The implications of our theoretical results can be summarised as follows:
- First, the frequency of large GDP contractions is highly sensitive to the nature of microeconomic shocks.
In particular, in an unbalanced economy, micro shocks with slightly thicker tails can lead to a significant increase in the likelihood of large economic downturns. This suggests that unbalanced input-output linkages can lead to the build-up of tail risks in the economy.
- Second, depending on the distribution of microeconomic shocks, the economy may exhibit significant macroeconomic tail risks even though aggregate fluctuations away from the tails can be well-approximated by a normal distribution.
This outcome is consistent with the pattern of US post-war GDP fluctuations documented in Figure 1.
This observation underscores the importance of studying the determinants of large recessions, as such macroeconomic tail risks may vary significantly even across economies that exhibit otherwise identical behaviour for moderate deviations.
- Finally, there is a trade-off between the normality of micro-level shocks and imbalances in the input-output linkages.
An economy with unbalanced input-output linkages subject to normal microeconomic shocks exhibits deep recessions as frequently as a balanced economy subject to heavy-tailed shocks.
Solving the ‘small shocks, large cycles puzzle’
In this sense, our results provide a novel solution to what Bernanke et al. (1996) refer to as the ‘small shocks, large cycles puzzle’ by arguing that the interaction between the underlying input-output structure of the economy and the shape of the distribution of microeconomic shocks is of first-order importance in determining the nature of aggregate fluctuations.

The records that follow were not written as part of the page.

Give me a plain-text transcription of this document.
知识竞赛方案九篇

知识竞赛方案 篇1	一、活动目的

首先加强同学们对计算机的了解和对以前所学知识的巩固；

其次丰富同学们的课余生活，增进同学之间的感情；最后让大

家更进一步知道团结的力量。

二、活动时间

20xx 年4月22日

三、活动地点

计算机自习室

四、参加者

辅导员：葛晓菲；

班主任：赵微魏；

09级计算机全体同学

Understanding the underlying causes of large economic downturns such as the Great Depression has been one of the central questions in macroeconomics. Our results suggest that the frequency and depth of such downturns may depend on the interaction between microeconomic firm-level shocks and the nature of input-output linkages across different firms. This is due to the fact that the propagation of shocks over input-output linkages can lead to the concentration of tail risks in the economy. This observation highlights the importance of separately studying the determinants of large economic downturns, as such macroeconomic tail risks may vary significantly even across economies that exhibit otherwise identical behaviour for moderate deviations.
Acemoglu, D, V M Carvalho, A Ozdaglar, and Al Tahbaz-Salehi (2012), “The network origins of aggregate fluctuations”, Econometrica, 80, 1977–2016.
Acemoglu, D, A Ozdaglar, and A Tahbaz-Salehi (2014), “Microeconomic origins of macroeconomic tail risks”, NBER Working Paper No. 20865.
Bernanke, B, M Gertler, and S Gilchrist (1996), “The financial accelerator and the flight to quality”, The Review of Economics and Statistics, 78, 1–15.
Fagiolo, G, M Napoletano, and A Roventini (2008), “Are output growth-rate distributions fat-tailed? Some evidence from OECD countries”, Journal of Applied Econometrics, 23, 639–669.